CIRO FERRI
(Rome, 1634 – 1689)

Alexander the Great Entrusted to Aristotle for Education


Graphite on paper
13 ⅝ x 12 inches (34.5 x 30.5 cm)


Provenance:

(Probably) Private Collection, Austria (according to Z. Stelle f. Denkmalschutz Stamp on the reverse, indicating export from Austria)

Wilhelm Suida; thence by descent to:

Robert L. and Bertina Suida Manning, New York, until 1996

Private Collection, USA

Traditionally thought to be by Pietro da Cortona, our handsome drawing is rather the work of Cortona’s principal student and artistic heir, Ciro Ferri. Ferri was greatly inspired by the drawing style of his teacher, developing a related but distinct hand.  

This sketch depicts Alexander the Great Entrusted to Aristotle for Education and is preparatory for an engraving designed by Ferri and Pietro Lucatelli, and executed by Arnold van Westerhout. Westerhout’s engraving was published the year after Ferri’s death in 1690. It served as a thesis print for the disputation of Giovanni Filingerio and was dedicated to Cardinal Pietro Ottoboni (Fig. 1).
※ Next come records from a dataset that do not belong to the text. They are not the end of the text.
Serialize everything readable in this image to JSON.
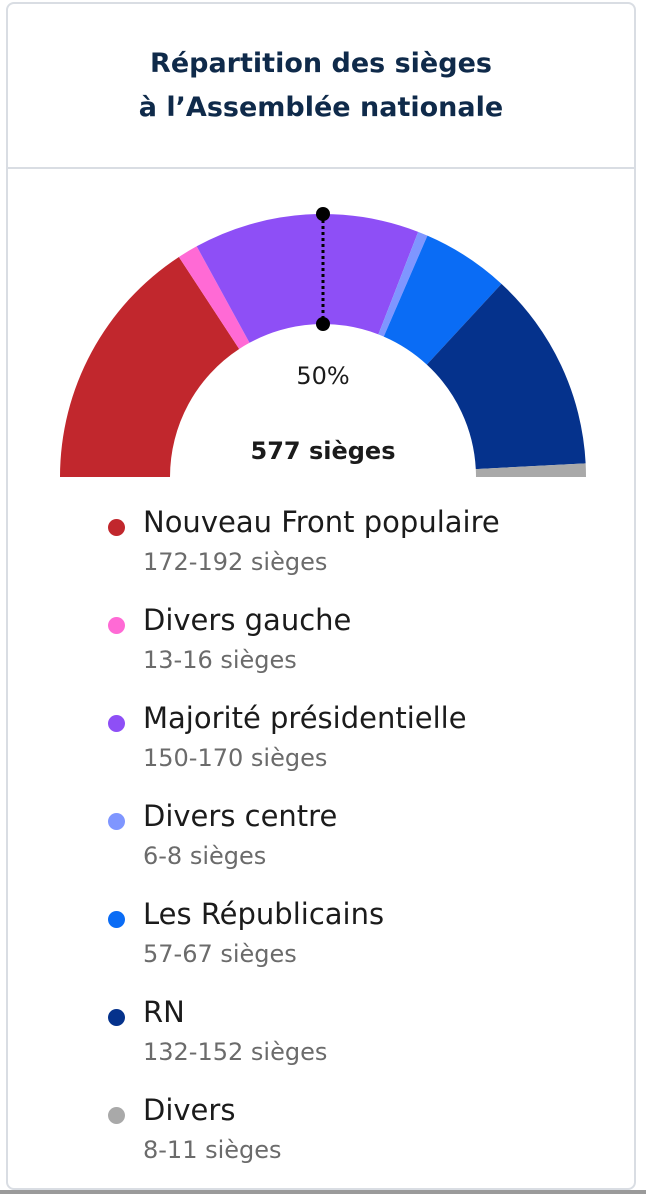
{
  "header": {
    "title_line1": "Répartition des sièges",
    "title_line2": "à l’Assemblée nationale"
  },
  "chart": {
    "majority_label": "50%",
    "total_label": "577 sièges"
  },
  "chart_data": {
    "type": "pie",
    "shape": "semicircle",
    "total": 577,
    "majority_marker": 0.5,
    "categories": [
      "Nouveau Front populaire",
      "Divers gauche",
      "Majorité présidentielle",
      "Divers centre",
      "Les Républicains",
      "RN",
      "Divers"
    ],
    "values": [
      182,
      14.5,
      160,
      7,
      62,
      142,
      9.5
    ],
    "ranges": [
      [
        172,
        192
      ],
      [
        13,
        16
      ],
      [
        150,
        170
      ],
      [
        6,
        8
      ],
      [
        57,
        67
      ],
      [
        132,
        152
      ],
      [
        8,
        11
      ]
    ],
    "colors": [
      "#c1272d",
      "#ff6ad5",
      "#8e4ff6",
      "#7f96ff",
      "#0a6cf5",
      "#05328c",
      "#a9a9a9"
    ],
    "legend": "below"
  },
  "legend": {
    "items": [
      {
        "name": "Nouveau Front populaire",
        "range": "172-192 sièges",
        "color": "#c1272d"
      },
      {
        "name": "Divers gauche",
        "range": "13-16 sièges",
        "color": "#ff6ad5"
      },
      {
        "name": "Majorité présidentielle",
        "range": "150-170 sièges",
        "color": "#8e4ff6"
      },
      {
        "name": "Divers centre",
        "range": "6-8 sièges",
        "color": "#7f96ff"
      },
      {
        "name": "Les Républicains",
        "range": "57-67 sièges",
        "color": "#0a6cf5"
      },
      {
        "name": "RN",
        "range": "132-152 sièges",
        "color": "#05328c"
      },
      {
        "name": "Divers",
        "range": "8-11 sièges",
        "color": "#a9a9a9"
      }
    ]
  }
}
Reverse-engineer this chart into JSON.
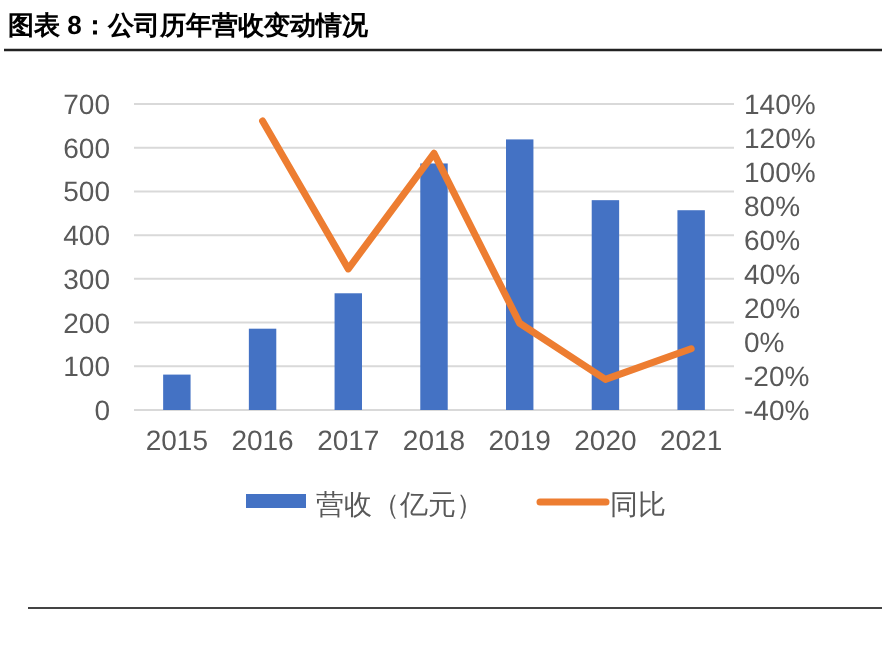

Another printed version of this subject, in reverse, is in the Bibliothèque Nationale in Paris (Fig. 2). This engraving is generally considered to be earlier than Westerhout’s print.

Intriguingly, our drawing does not correspond exactly to either Westerhout’s print or the earlier example in the Bibliothèque Nationale, but it incorporates aspects that are unique in each of the printed versions.[i] The drawing is executed in the same sense as the Westerhout engraving and the dimensions of the drawing are roughly similar to the dimensions of the image of the print (32.8 x 62.2 cm, as it only represents half of the print). While our drawing relates more closely to this print—most notably in the distance between the young Alexander the Great and the figure on the right presenting him—the design on the shield held by the soldier on the left of our drawing appears to relate more closely to the decorative design in the Bibliothèque Nationale print than the more elaborate one in the Westerhout print.

 
Full composition of the traditional scene depicted in the present work.

Fig. 1. Arnold van Westerhout, Alexander the Great Entrusted to Aristotle for Education, engraving, 1790.

 
 
Mirrored image of the present work.

Fig. 2. Alexander the Great Entrusted to Aristotle for Education, Bibliothèque Nationale, Paris.

 

[i] It also does not correspond exactly to a 1709 engraving of the same scene by Pancrazio Capelli, presumably done after Westerhout’s print.